Une planète hostile, mais des traces chimiques persistantes
Mars est aujourd’hui une planète aride et hostile. Son atmosphère ténue et son absence de champ magnétique exposent sa surface à un bombardement constant de radiations cosmiques, un environnement peu propice à la préservation des molécules organiques. Pourtant, malgré ces conditions extrêmes, certaines molécules semblent avoir été préservées pendant des milliards d’années, cachées dans des couches rocheuses profondes.
Cette résistance des molécules organiques est une bonne nouvelle pour les futures missions d’exploration. Si Mars a abrité la vie dans le passé, il y a une réelle possibilité que ses traces chimiques soient encore détectables aujourd’hui, pour peu que l’on utilise des instruments suffisamment puissants.
Quelles sont les prochaines étapes ?
Même si cette découverte est une avancée majeure, elle ne permet pas d’affirmer que Mars a été le berceau d’une vie ancienne. Pour lever ce doute, plusieurs stratégies sont envisagées.
La première option serait d’envoyer un rover plus avancé. Curiosity a permis d’identifier des molécules organiques complexes, mais il ne dispose pas des outils nécessaires pour en analyser la structure détaillée. Un rover équipé d’instruments plus performants, capables de détecter des biosignatures plus précises, pourrait fournir des résultats plus concluants.

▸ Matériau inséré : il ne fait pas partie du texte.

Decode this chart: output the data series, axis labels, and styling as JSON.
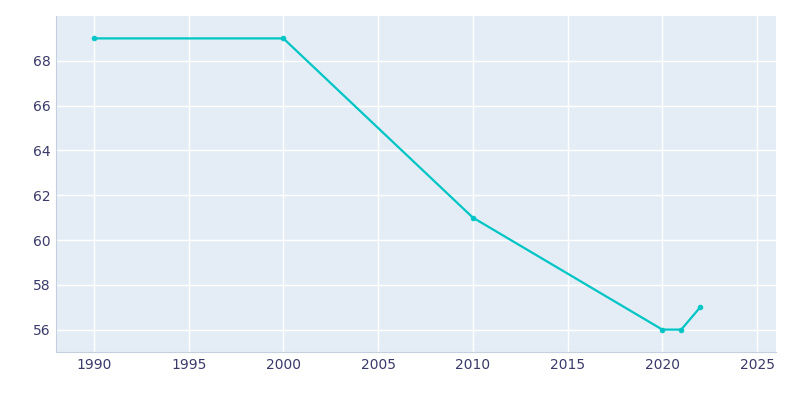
{
  "years": [
    1990,
    2000,
    2010,
    2020,
    2021,
    2022
  ],
  "population": [
    69,
    69,
    61,
    56,
    56,
    57
  ],
  "line_color": "#00C5C5",
  "marker": "o",
  "marker_size": 3.5,
  "line_width": 1.6,
  "bg_color": "#E4EDF5",
  "plot_bg_color": "#E4EDF5",
  "outer_bg_color": "#ffffff",
  "xlim": [
    1988,
    2026
  ],
  "ylim": [
    55.0,
    70.0
  ],
  "xticks": [
    1990,
    1995,
    2000,
    2005,
    2010,
    2015,
    2020,
    2025
  ],
  "yticks": [
    56,
    58,
    60,
    62,
    64,
    66,
    68
  ],
  "grid_color": "#ffffff",
  "grid_linewidth": 1.0,
  "tick_color": "#3a3a6a",
  "tick_labelsize": 10,
  "spine_color": "#c5d0de",
  "spine_linewidth": 0.8
}
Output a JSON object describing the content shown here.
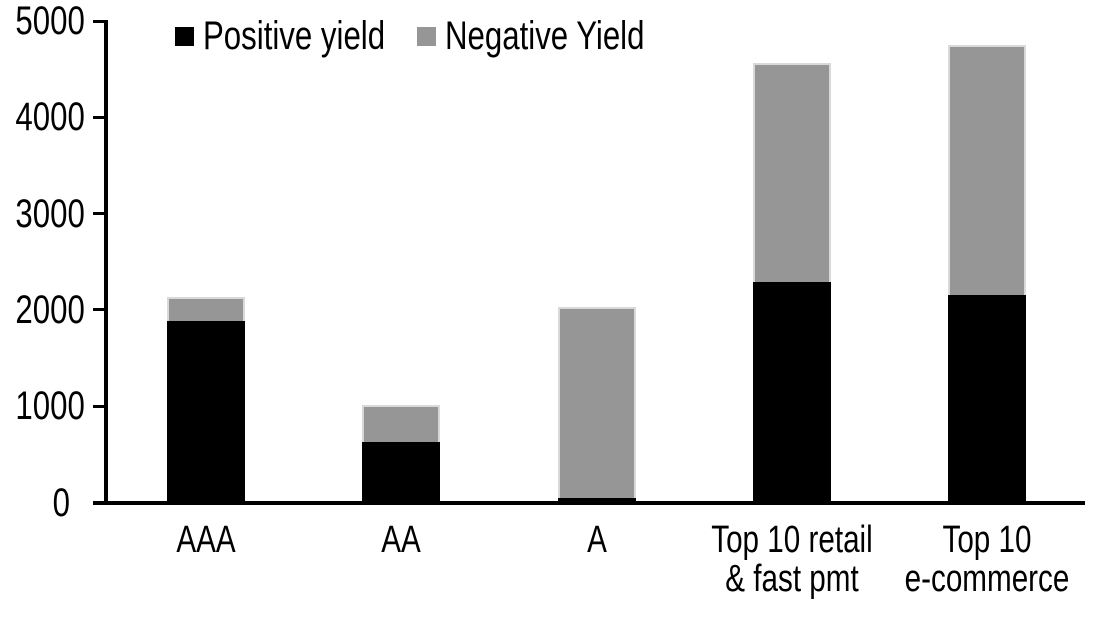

Une autre approche serait de rapporter des échantillons sur Terre. La mission Mars Sample Return, en cours de développement, prévoit de récupérer les échantillons prélevés par le rover Perseverance pour les analyser avec des laboratoires terrestres bien plus sophistiqués que ceux embarqués sur un robot martien. Cette mission, bien que freinée par des problèmes essentiellement budgétaires, offrirait une opportunité unique d’étudier ces matériaux avec une précision inégalée.
Enfin, il serait pertinent d’explorer d’autres régions martiennes. Certaines zones, comme d’anciens lits de rivières ou cratères, pourraient en effet contenir des fossiles chimiques encore mieux préservés que ceux découverts dans le cratère Gale. En élargissant les sites d’exploration, les scientifiques maximiseraient leurs chances de trouver des preuves plus directes d’une éventuelle vie passée sur la planète rouge.